【前回の記事を読む】「浮気? 私は愛されない存在かも」と考えるのには理由がある。自分の頭で考えていると思っていても、そこにはパターン化された……
第1章 自己理解×自己受容が導く
ありのままの私で愛される法則
自己理解への2つのアプローチ
1. パターンの認識――3つの角度から顕在化する
2 身体の反応パターンに気づく――感情を探る
こうした反応は、過去に似たような場面で生じた未処理の感情が身体に記憶されていることによって、条件反射的に再生されていることが多いのです。
言語化が追いつかない身体の感覚だからこそ、まずはその反応に気づき、認識することが、感情のパターンを理解するための第一歩となります。
「またこの感覚だ」
「彼と距離ができたと感じると、必ず胸が苦しくなる」
このように、自分の身体的な反応を認識することで、自分の内面の変化を冷静に捉える視点も育ちます。
そして、不快感やモヤモヤの渦に巻き込まれる前に、自らの感情と距離を取り、行動に移す前に一呼吸を置く心の余裕が生まれます。
3 コントロール欲求に気づく――行動を探る
例えば、頼まれてもいないのに彼の食事を毎回用意したり、身の回りの世話を進んでしたりする。

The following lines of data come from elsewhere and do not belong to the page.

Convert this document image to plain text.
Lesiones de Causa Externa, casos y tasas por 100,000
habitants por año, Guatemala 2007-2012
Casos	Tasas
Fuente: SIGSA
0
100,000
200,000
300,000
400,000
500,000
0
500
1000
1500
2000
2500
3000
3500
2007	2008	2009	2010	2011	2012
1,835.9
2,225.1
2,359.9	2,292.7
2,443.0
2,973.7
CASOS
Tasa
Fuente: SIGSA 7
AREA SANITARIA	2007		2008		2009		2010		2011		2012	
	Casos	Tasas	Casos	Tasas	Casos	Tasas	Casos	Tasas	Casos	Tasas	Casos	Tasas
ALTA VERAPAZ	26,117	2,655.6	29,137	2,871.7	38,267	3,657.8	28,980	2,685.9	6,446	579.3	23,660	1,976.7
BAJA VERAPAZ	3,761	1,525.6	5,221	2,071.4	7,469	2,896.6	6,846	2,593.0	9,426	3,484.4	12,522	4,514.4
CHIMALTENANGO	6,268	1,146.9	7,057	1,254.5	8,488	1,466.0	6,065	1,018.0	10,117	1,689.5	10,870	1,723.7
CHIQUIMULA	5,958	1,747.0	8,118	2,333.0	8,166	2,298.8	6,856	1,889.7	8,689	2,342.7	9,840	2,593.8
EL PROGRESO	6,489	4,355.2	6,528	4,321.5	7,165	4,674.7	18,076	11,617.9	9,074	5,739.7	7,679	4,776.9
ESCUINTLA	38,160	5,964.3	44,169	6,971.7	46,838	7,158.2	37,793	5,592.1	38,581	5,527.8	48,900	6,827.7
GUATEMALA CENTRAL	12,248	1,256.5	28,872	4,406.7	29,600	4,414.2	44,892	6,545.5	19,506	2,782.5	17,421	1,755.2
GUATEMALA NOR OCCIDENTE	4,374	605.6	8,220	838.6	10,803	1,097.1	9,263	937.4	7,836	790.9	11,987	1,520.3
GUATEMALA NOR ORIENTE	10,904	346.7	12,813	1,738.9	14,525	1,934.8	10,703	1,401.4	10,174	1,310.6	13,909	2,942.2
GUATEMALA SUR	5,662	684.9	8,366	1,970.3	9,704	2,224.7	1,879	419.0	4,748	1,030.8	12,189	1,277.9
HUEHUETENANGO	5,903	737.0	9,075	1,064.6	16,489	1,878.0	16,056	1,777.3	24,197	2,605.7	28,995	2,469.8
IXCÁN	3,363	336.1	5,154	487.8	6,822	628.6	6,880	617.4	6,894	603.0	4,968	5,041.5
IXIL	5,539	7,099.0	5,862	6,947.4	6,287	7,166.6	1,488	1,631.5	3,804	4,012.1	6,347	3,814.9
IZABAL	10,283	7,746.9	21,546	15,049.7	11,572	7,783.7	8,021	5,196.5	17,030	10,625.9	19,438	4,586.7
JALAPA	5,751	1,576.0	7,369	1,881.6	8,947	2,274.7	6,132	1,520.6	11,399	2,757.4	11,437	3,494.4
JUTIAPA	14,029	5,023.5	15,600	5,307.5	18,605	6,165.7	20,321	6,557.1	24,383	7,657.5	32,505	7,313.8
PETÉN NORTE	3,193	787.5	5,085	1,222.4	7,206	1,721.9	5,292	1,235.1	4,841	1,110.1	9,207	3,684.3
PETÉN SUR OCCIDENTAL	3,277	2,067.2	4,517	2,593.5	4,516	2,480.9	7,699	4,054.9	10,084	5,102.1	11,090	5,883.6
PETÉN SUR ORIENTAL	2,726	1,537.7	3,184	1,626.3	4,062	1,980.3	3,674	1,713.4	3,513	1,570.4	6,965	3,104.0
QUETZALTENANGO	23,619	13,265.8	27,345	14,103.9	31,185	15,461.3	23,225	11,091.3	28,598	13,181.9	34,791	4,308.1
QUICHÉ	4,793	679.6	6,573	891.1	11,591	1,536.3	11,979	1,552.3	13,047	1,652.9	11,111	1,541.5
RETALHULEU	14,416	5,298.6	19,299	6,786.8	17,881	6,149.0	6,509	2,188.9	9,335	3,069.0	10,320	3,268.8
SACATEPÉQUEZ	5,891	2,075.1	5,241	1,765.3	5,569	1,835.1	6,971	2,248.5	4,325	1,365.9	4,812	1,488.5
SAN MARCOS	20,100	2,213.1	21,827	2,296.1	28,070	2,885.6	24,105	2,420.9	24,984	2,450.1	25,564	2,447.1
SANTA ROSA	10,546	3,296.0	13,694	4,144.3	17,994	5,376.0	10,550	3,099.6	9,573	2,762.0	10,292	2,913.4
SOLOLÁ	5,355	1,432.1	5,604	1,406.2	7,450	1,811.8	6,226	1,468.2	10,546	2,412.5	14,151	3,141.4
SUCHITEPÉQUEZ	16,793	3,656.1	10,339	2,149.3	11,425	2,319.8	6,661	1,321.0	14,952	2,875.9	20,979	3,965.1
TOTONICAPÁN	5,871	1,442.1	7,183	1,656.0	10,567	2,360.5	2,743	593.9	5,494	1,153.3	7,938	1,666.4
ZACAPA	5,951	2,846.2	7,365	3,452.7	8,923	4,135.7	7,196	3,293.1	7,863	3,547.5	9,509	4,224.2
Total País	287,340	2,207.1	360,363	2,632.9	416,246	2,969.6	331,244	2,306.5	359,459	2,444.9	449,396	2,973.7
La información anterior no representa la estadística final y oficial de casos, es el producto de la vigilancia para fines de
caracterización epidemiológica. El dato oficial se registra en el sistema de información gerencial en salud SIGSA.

あなたは“相手のために”と思って動いているかもしれませんが、実はその行動の裏に、どれほどのコントロール欲求が潜んでいるかに気づいたことはありますか?
こうした行動の中には、「尽くすことで自分の存在意義を証明しようとする」「相手からの愛情を担保するために、先に恩を売っておこう」といった、無意識のコントロール欲求が隠れていることがあります。

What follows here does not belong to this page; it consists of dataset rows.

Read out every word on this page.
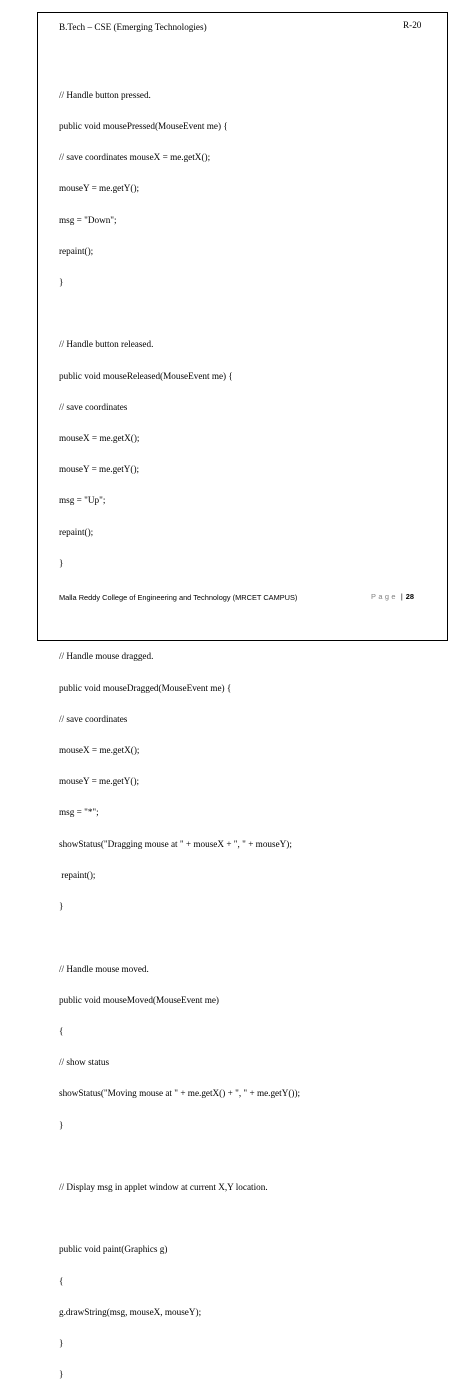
B.Tech – CSE (Emerging Technologies)	R-20

// Handle button pressed.

public void mousePressed(MouseEvent me) {

// save coordinates mouseX = me.getX();

mouseY = me.getY();

msg = "Down";

repaint();

}

// Handle button released.

public void mouseReleased(MouseEvent me) {

// save coordinates

mouseX = me.getX();

mouseY = me.getY();

msg = "Up";

repaint();

}

// Handle mouse dragged.

public void mouseDragged(MouseEvent me) {

// save coordinates

mouseX = me.getX();

mouseY = me.getY();

msg = "*";

showStatus("Dragging mouse at " + mouseX + ", " + mouseY);

repaint();

}

// Handle mouse moved.

public void mouseMoved(MouseEvent me)

{

// show status

showStatus("Moving mouse at " + me.getX() + ", " + me.getY());

}

// Display msg in applet window at current X,Y location.

public void paint(Graphics g)

{

g.drawString(msg, mouseX, mouseY);

}

}

Malla Reddy College of Engineering and Technology (MRCET CAMPUS)	Page | 28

ここで重要なのは、「なぜそうしてしまうのか」を掘り下げることではありません。まずは、「自分はどういう場面で、こうした尽くし行動をとりやすいか」を丁寧に見つけてみてください。
・相手の負担を軽くしようと先回りして動く
・相手の反応に過敏になり、好かれるために自分の言動を変える
・無理にいい子を演じてしまう、過剰に気を遣ってしまう
こうした行動パターンは、一見優しさや相手への配慮に見えますが、もし心の奥に「何かをしなければ私は愛されない」「私はこれだけやっているのになぜ思うように愛されないの?」という不安や欲求不満、怒りの気持ちが見え隠れするとしたら、そこには自覚のないコントロール欲求が関係しているかもしれません。
まずは、「自分の言動がいつもどんな形で繰り返されているか」に気づくことから始めてみましょう。
そこには、自分でも気づかないうちに相手に自分の価値を認めてもらおうとする承認欲求や、愛されるために“努力してしまう”関係性の癖が潜んでいるかもしれません。
そしてその場合、これは健全な配慮や気遣いなどではなく、相手を「自分の不安から解放するための手段」として利用する「心理操作(manipulation)」という非常に有害な行為です。